Personalizing Survival Predictions in Advanced Colorectal Cancer: The ARCAD Nomogram Project.
Sjoquist KM., Renfro LA., Simes RJ., Tebbutt NC., Clarke S., Seymour MT., Adams R., Maughan TS., Saltz L., Goldberg RM., Schmoll H-J., Van Cutsem E., Douillard J-Y., Hoff PM., Hecht JR., Tournigand C., Punt CJA., Koopman M., Hurwitz H., Heinemann V., Falcone A., Porschen R., Fuchs C., Diaz-Rubio E., Aranda E., Bokemeyer C., Souglakos I., Kabbinavar FF., Chibaudel B., Meyers JP., Sargent DJ., de Gramont A., Zalcberg JR., Fondation Aide et Recherche en Cancerologie Digestive Group (ARCAD) None.

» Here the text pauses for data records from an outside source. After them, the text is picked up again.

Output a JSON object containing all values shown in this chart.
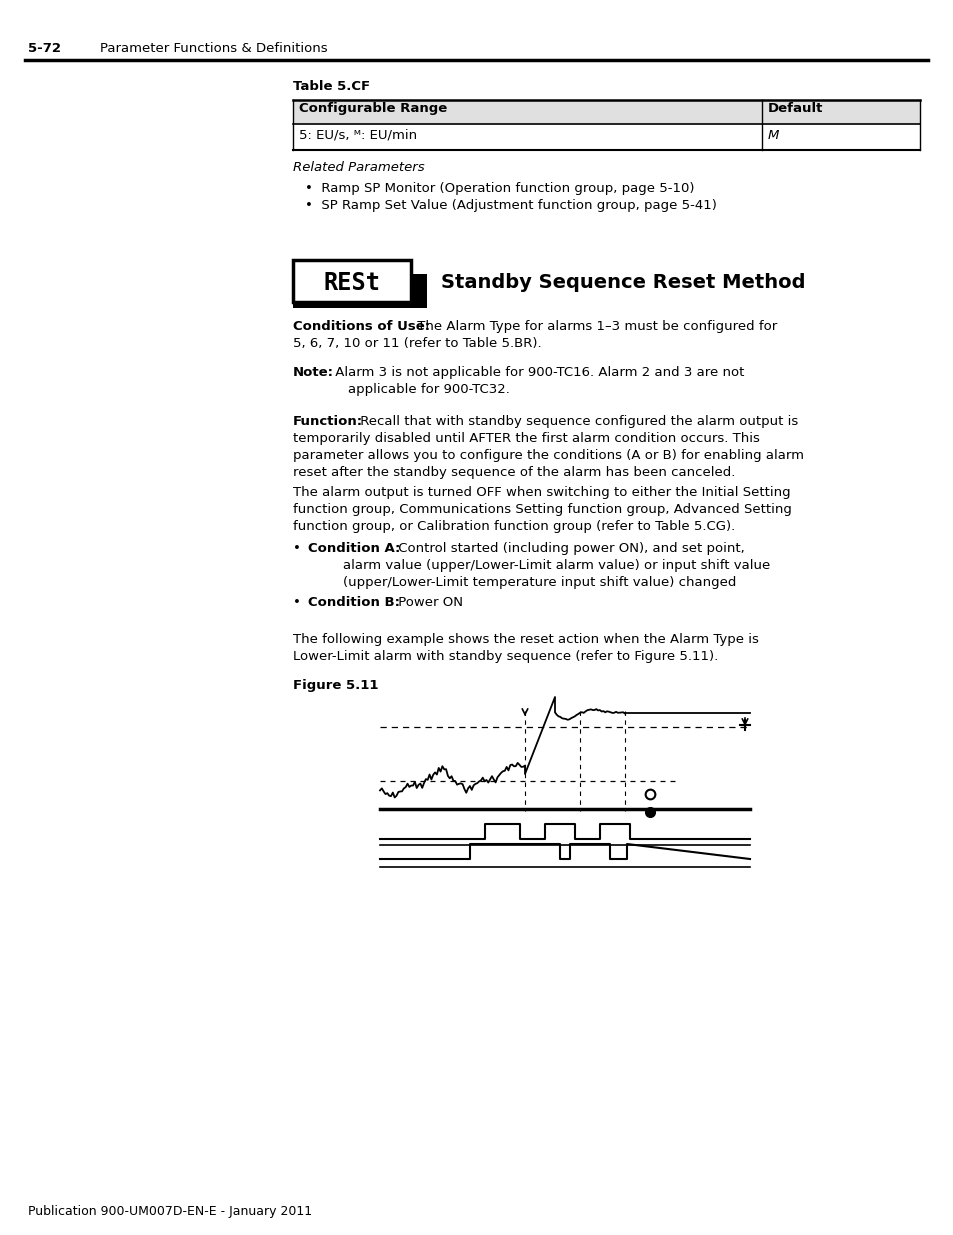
{
  "page_header_number": "5-72",
  "page_header_text": "Parameter Functions & Definitions",
  "table_title": "Table 5.CF",
  "table_col1_header": "Configurable Range",
  "table_col2_header": "Default",
  "table_col1_value": "5: EU/s, ᴹ: EU/min",
  "table_col2_value": "M",
  "section_italic_title": "Related Parameters",
  "bullet1": "Ramp SP Monitor (Operation function group, page 5-10)",
  "bullet2": "SP Ramp Set Value (Adjustment function group, page 5-41)",
  "display_text": "RESt",
  "section_title": "Standby Sequence Reset Method",
  "footer_text": "Publication 900-UM007D-EN-E - January 2011",
  "bg_color": "#ffffff"
}
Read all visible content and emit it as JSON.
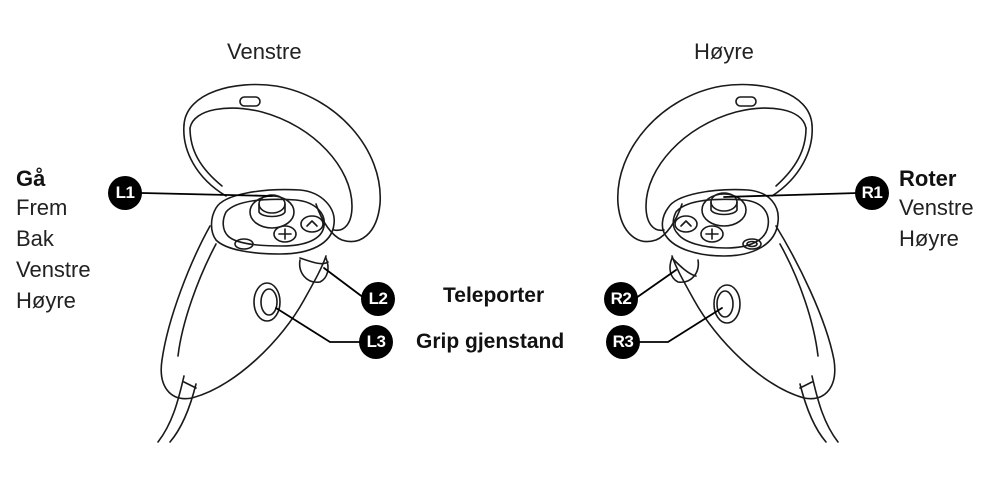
{
  "titles": {
    "left": "Venstre",
    "right": "Høyre"
  },
  "left_panel": {
    "heading": "Gå",
    "items": [
      "Frem",
      "Bak",
      "Venstre",
      "Høyre"
    ]
  },
  "right_panel": {
    "heading": "Roter",
    "items": [
      "Venstre",
      "Høyre"
    ]
  },
  "actions": {
    "trigger": "Teleporter",
    "grip": "Grip gjenstand"
  },
  "badges": {
    "l1": "L1",
    "l2": "L2",
    "l3": "L3",
    "r1": "R1",
    "r2": "R2",
    "r3": "R3"
  }
}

Background: Estimating prognosis on the basis of clinicopathologic factors can inform clinical practice and improve risk stratification for clinical trials. We constructed prognostic nomograms for one-year overall survival and six-month progression-free survival in metastatic colorectal carcinoma by using the ARCAD database. Methods: Data from 22 674 patients in 26 randomized phase III clinical trials since 1997 were used to construct and validate Cox models, stratified by treatment arm within each study. Candidate variables included baseline age, sex, body mass index, performance status, colon vs rectal cancer, prior chemotherapy, number and location of metastatic sites, tumor mutation status (BRAF, KRAS), bilirubin, albumin, white blood cell count, hemoglobin, platelets, absolute neutrophil count, and derived neutrophil-to-lymphocyte ratio. Missing data (<11%) were imputed, continuous variables modeled with splines, and clinically relevant pairwise interactions tested if P values were less than .001. Final models were internally validated via bootstrapping to obtain optimism-corrected calibration and discrimination C-indices, and externally validated on a 10% holdout sample from each trial (n = 2257). Results: In final models, all included variables were associated with overall survival except for lung metastases, and all but total white cell count associated with progression-free survival. No clinically relevant pairwise interactions were identified. Final nomogram calibration was good (C = 0.68 for overall and C = 0.62 for progression-free survival), as was external validity (concordance between predicted >50% vs < 50% probability) and actual (yes/no) survival (72.8% and 68.2% concordance, respectively, for one-year overall and six-month progression-free survival, between predicted [>50% vs < 50% probability] and actual [yes/no] overall and progression-free survival). Median survival predictions fell within the actual 95% Kaplan-Meier confidence intervals. Conclusions: The nomograms are well calibrated and internally and externally valid. They have the potential to aid prognostication and patient-physician communication and balance risk in colorectal cancer trials.